Перед тобой лишь небольшая часть лежит для человека, сотворенного Божественной природой. Всего попробуй по чуть-чуть, понравившееся заберёшь с собой. Три дня достаточно, чтоб победить твои болячки травинкам ма­леньким, которые ты сам и отберёшь.

Я понемногу пробовал всего, пока Анастасия говори­ла. Некоторые пучки из трав безвкусны были, другие на­против, ещё хотелось есть. Потом Анастасия, перед моим уходом, понравившееся за обедом в сумку мою поло­жила. Их ел три дня. И боль прошла совсем.

Они способны мир менять?

— Почему-то так получается, Анастасия, что, когда ты говоришь о своих прародителях, всегда больше рас­сказываешь о матерях, о женщинах. О мужчинах, своих отцах, — почти ничего. Как будто, твои отцы не значимы все в вашем роду были.

Или ты, твой генетический код или луч тебе не позволяет видеть, чувствовать своих пра­родителей по отцовской линии? Даже обидно за мужчин, отцов твоих.

— Деяния отцов своих, как мамочек, что в прошлом жили, я также могу чувствовать и видеть, коль захочу. Но далеко не все деяния своих отцов понять способна. Определить значенье их для дней сегодняшних, для всех людей и для себя.

— Ты расскажи мне хоть об одном своём отце, чьи дей­ствия понять не можешь до конца. Ты женщина, тебе труд­нее понимать мужчин. Мне будет легче, я мужчина. Если пойму — тебе смогу помочь понять.

— Да, да, конечно, я расскажу тебе о том своём отце, что смог познать, производить субстанции живые, по силе большие, чем всё оружие сегодняшнего дня и будущие. Пред ними рукотворное ничто не может устоять, они спо­собны мир менять земной, уничтожать галактики иль создавать миры иные.

— Вот это да! А где эта штуковина сейчас?

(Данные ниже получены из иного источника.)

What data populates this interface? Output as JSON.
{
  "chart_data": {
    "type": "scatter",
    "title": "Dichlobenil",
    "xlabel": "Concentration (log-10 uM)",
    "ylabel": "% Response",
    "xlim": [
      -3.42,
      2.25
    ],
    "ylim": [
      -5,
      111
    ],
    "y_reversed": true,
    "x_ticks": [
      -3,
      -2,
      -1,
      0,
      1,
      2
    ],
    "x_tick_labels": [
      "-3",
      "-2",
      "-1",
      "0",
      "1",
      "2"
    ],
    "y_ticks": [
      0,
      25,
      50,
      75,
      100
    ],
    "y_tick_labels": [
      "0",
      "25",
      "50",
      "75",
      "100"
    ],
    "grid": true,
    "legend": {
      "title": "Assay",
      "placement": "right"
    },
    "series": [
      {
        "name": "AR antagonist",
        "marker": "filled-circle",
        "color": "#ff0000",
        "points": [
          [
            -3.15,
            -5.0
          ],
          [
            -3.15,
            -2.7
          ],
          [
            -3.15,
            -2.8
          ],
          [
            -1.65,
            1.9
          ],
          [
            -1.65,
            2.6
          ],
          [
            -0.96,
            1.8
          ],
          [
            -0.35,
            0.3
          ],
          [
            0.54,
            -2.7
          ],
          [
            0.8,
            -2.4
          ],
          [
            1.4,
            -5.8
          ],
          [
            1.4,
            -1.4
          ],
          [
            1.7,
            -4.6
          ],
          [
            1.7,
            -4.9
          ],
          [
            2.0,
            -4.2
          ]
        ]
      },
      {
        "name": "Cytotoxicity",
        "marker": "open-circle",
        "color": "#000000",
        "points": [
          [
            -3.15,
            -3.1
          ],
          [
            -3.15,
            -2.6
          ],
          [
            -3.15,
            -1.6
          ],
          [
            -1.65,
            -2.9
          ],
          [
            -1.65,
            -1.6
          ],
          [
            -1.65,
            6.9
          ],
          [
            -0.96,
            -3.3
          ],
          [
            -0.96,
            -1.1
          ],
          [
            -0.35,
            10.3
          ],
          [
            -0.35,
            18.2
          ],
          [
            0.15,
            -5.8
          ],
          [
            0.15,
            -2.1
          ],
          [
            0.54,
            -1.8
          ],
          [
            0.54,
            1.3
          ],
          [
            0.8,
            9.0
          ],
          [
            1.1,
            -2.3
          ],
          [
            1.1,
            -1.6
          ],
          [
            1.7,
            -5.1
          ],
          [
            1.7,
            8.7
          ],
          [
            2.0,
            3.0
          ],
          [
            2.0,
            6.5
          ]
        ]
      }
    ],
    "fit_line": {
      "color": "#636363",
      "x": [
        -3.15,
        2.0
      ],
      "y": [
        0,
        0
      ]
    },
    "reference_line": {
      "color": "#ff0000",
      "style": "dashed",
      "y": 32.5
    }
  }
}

— Её способен каждый человек земной произвести, если поймёт, почувствует... Египетским жрецам часть тай­ны передал отец. Вот и сейчас, сегодня правители земные в государствах правят по схеме, механизму тех жрецов. Всё меньше смысл и механизм правленья понимают. Не совершенствовался он, а деградировал с веками.

— Постои, постой, по-твоему, выходит, что сегодняш­ние президенты управляют странами по схеме или по указ­ке древних жрецов Египта?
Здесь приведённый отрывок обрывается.